Stop-and-frisk policies violate the rights of hundreds or thousands of New Yorkers every year while they do not make New Yorkers safer. There is no evidence showing that stop-and-frisk reduces crime in New York City. On the contrary, New Yorkers feel less safe and often have their lives upended by unlawful stops, and communities feel that they are under siege. It is astonishing that in the face of widespread public outcry, class action lawsuits, and strong evidence that stop-and-frisk is a failed and discriminatory policing practice, the NYPD has ratcheted up the program rather than remedying it.
Today’s numbers reinforce the merits of CCR’s litigation, Floyd, et al. v. City of New York, et al., and underscore the need for our lawsuit to be certified as a class action. Floyd challenges the NYPD’s stop-and-frisk policy as a violation of fundamental rights and protections under the Fourteenth Amendment and the Civil Rights Act of 1964, and as a violation of the Fourth Amendment’s prohibition on unreasonable searches.

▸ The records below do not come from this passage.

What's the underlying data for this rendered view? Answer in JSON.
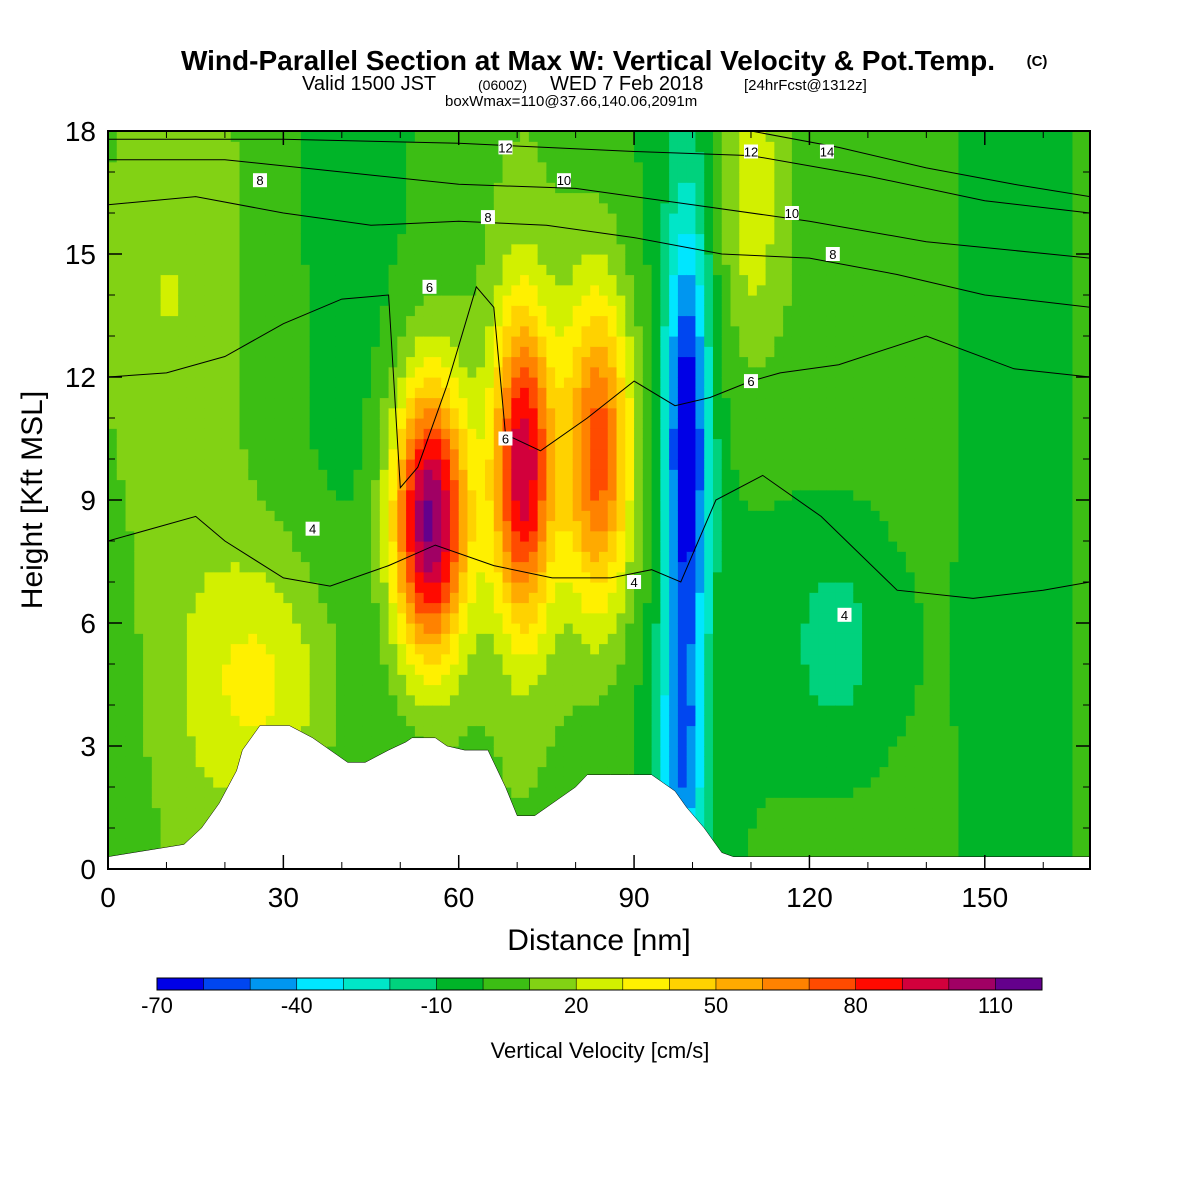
{
  "header": {
    "title": "Wind-Parallel Section at Max W: Vertical Velocity & Pot.Temp.",
    "copyright": "(C)",
    "valid_a": "Valid 1500 JST",
    "valid_utc": "(0600Z)",
    "valid_b": "WED 7 Feb 2018",
    "forecast": "[24hrFcst@1312z]",
    "box_info": "boxWmax=110@37.66,140.06,2091m"
  },
  "chart_data": {
    "type": "heatmap",
    "title": "Wind-Parallel Section at Max W: Vertical Velocity & Pot.Temp.",
    "xlabel": "Distance [nm]",
    "ylabel": "Height [Kft MSL]",
    "xlim": [
      0,
      168
    ],
    "ylim": [
      0,
      18
    ],
    "x_ticks": [
      0,
      30,
      60,
      90,
      120,
      150
    ],
    "y_ticks": [
      0,
      3,
      6,
      9,
      12,
      15,
      18
    ],
    "colorbar": {
      "label": "Vertical Velocity [cm/s]",
      "min": -70,
      "step": 10,
      "tick_labels": [
        -70,
        -40,
        -10,
        20,
        50,
        80,
        110
      ],
      "colors": [
        "#0000e6",
        "#0046f0",
        "#0096f0",
        "#00e6ff",
        "#00e6c8",
        "#00d27d",
        "#00b428",
        "#3cbe14",
        "#82d214",
        "#d2f000",
        "#fff000",
        "#ffd200",
        "#ffaa00",
        "#ff8200",
        "#ff4b00",
        "#ff0a00",
        "#d2003c",
        "#a00064",
        "#64008c"
      ]
    },
    "w_field": {
      "background": 0,
      "cells": [
        {
          "x": 55,
          "z": 8.5,
          "peak": 110
        },
        {
          "x": 71,
          "z": 9.8,
          "peak": 90
        },
        {
          "x": 84,
          "z": 10.2,
          "peak": 72
        },
        {
          "x": 99,
          "z": 10.2,
          "peak": -70
        },
        {
          "x": 27,
          "z": 4.5,
          "peak": 28
        },
        {
          "x": 8,
          "z": 14.0,
          "peak": 12
        },
        {
          "x": 125,
          "z": 5.5,
          "peak": -22
        },
        {
          "x": 110,
          "z": 16.5,
          "peak": 26
        },
        {
          "x": 98,
          "z": 2.5,
          "peak": -40
        }
      ]
    },
    "terrain": {
      "x": [
        0,
        13,
        16,
        19,
        22,
        23,
        26,
        29,
        31,
        35,
        37,
        41,
        44,
        48,
        51,
        52,
        56,
        58,
        61,
        65,
        68,
        70,
        73,
        77,
        80,
        82,
        86,
        89,
        91,
        93,
        95,
        97,
        99,
        102,
        105,
        107,
        168
      ],
      "z": [
        0.3,
        0.6,
        1.0,
        1.6,
        2.4,
        2.9,
        3.5,
        3.5,
        3.5,
        3.2,
        3.0,
        2.6,
        2.6,
        2.9,
        3.1,
        3.2,
        3.2,
        3.0,
        2.9,
        2.9,
        2.0,
        1.3,
        1.3,
        1.7,
        2.0,
        2.3,
        2.3,
        2.3,
        2.3,
        2.3,
        2.1,
        1.9,
        1.5,
        1.0,
        0.4,
        0.3,
        0.3
      ]
    },
    "theta_contours": [
      {
        "label": "4",
        "x": [
          0,
          15,
          20,
          30,
          38,
          48,
          56,
          66,
          76,
          86,
          93,
          98,
          104,
          112,
          122,
          135,
          148,
          160,
          168
        ],
        "z": [
          8.0,
          8.6,
          8.0,
          7.1,
          6.9,
          7.4,
          7.9,
          7.4,
          7.1,
          7.1,
          7.3,
          7.0,
          9.0,
          9.6,
          8.6,
          6.8,
          6.6,
          6.8,
          7.0
        ],
        "labels_at": [
          [
            35,
            8.3
          ],
          [
            90,
            7.0
          ],
          [
            126,
            6.2
          ]
        ]
      },
      {
        "label": "6",
        "x": [
          0,
          10,
          20,
          30,
          40,
          48,
          50,
          53,
          58,
          63,
          66,
          68,
          74,
          82,
          90,
          97,
          103,
          110,
          115,
          125,
          140,
          155,
          168
        ],
        "z": [
          12.0,
          12.1,
          12.5,
          13.3,
          13.9,
          14.0,
          9.3,
          9.8,
          11.8,
          14.2,
          13.7,
          10.6,
          10.2,
          11.0,
          11.9,
          11.3,
          11.5,
          11.9,
          12.1,
          12.3,
          13.0,
          12.2,
          12.0
        ],
        "labels_at": [
          [
            55,
            14.2
          ],
          [
            68,
            10.5
          ],
          [
            110,
            11.9
          ]
        ]
      },
      {
        "label": "8",
        "x": [
          0,
          15,
          30,
          45,
          60,
          75,
          90,
          105,
          120,
          135,
          150,
          168
        ],
        "z": [
          16.2,
          16.4,
          16.0,
          15.7,
          15.8,
          15.7,
          15.4,
          15.0,
          14.9,
          14.5,
          14.0,
          13.7
        ],
        "labels_at": [
          [
            26,
            16.8
          ],
          [
            65,
            15.9
          ],
          [
            124,
            15.0
          ]
        ]
      },
      {
        "label": "10",
        "x": [
          0,
          20,
          40,
          60,
          80,
          100,
          120,
          140,
          168
        ],
        "z": [
          17.3,
          17.3,
          17.0,
          16.7,
          16.6,
          16.2,
          15.8,
          15.3,
          14.9
        ],
        "labels_at": [
          [
            78,
            16.8
          ],
          [
            117,
            16.0
          ]
        ]
      },
      {
        "label": "12",
        "x": [
          0,
          30,
          60,
          90,
          110,
          130,
          150,
          168
        ],
        "z": [
          17.8,
          17.8,
          17.7,
          17.5,
          17.4,
          16.9,
          16.3,
          16.0
        ],
        "labels_at": [
          [
            68,
            17.6
          ],
          [
            110,
            17.5
          ]
        ]
      },
      {
        "label": "14",
        "x": [
          110,
          125,
          140,
          155,
          168
        ],
        "z": [
          18.0,
          17.6,
          17.1,
          16.7,
          16.4
        ],
        "labels_at": [
          [
            123,
            17.5
          ]
        ]
      }
    ]
  }
}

The racial disparities revealed in the latest set of numbers, and the low correlation between stops and criminal activity, continue a pattern borne out by nine years of data. Analysis has consistently shown that, even after adjustments are made for the allocation of police resources, crime rates, and other social conditions, race is a primary factor determining NYPD stops. Blacks and Hispanics are significantly more likely to be stopped than whites, and most stops occur in Black and Latino neighborhoods. And stop-and-frisk data has repeatedly shown that NYPD officers use physical force at a significantly higher rate during stops of Blacks and Latinos. While the NYPD attempts to justify stop-and-frisk as key to confiscating illegal weapons, the weapons yield from stop-and-frisk is abysmally low. Only 1.3 % of the stops resulted in recovery of a weapon, which is no better than the recovery rates for stops made at random at police checkpoints.
The personal impact of stop-and-frisk is hard to overestimate. For many children, being stopped by the police on their way home from school has become a normal afterschool activity. As described by one person who has been stopped-and-frisked four times, for young people in many neighborhoods, getting stopped and frisked has become a rite of passage, something young Black and Brown youth constantly expect will happen to them. The data demonstrates that the egregious, racially-discriminatory practice of stop-and-frisk is a daily reality for many New Yorkers. Further, this kind of heavy-handed policing promotes mistrust and fear of police officers in communities of color—rather than serving those communities, police end up occupying them.
The Center for Constitutional Rights will receive by court order more comprehensive data than the summary numbers released today and will provide those results as soon as they are available.
The Center for Constitutional Rights is dedicated to advancing and protecting the rights guaranteed by the United States Constitution and the Universal Declaration of Human Rights. Founded in 1966 by attorneys who represented civil rights movements in the South, CCR is a non-profit legal and educational organization committed to the creative use of law as a positive force for social change.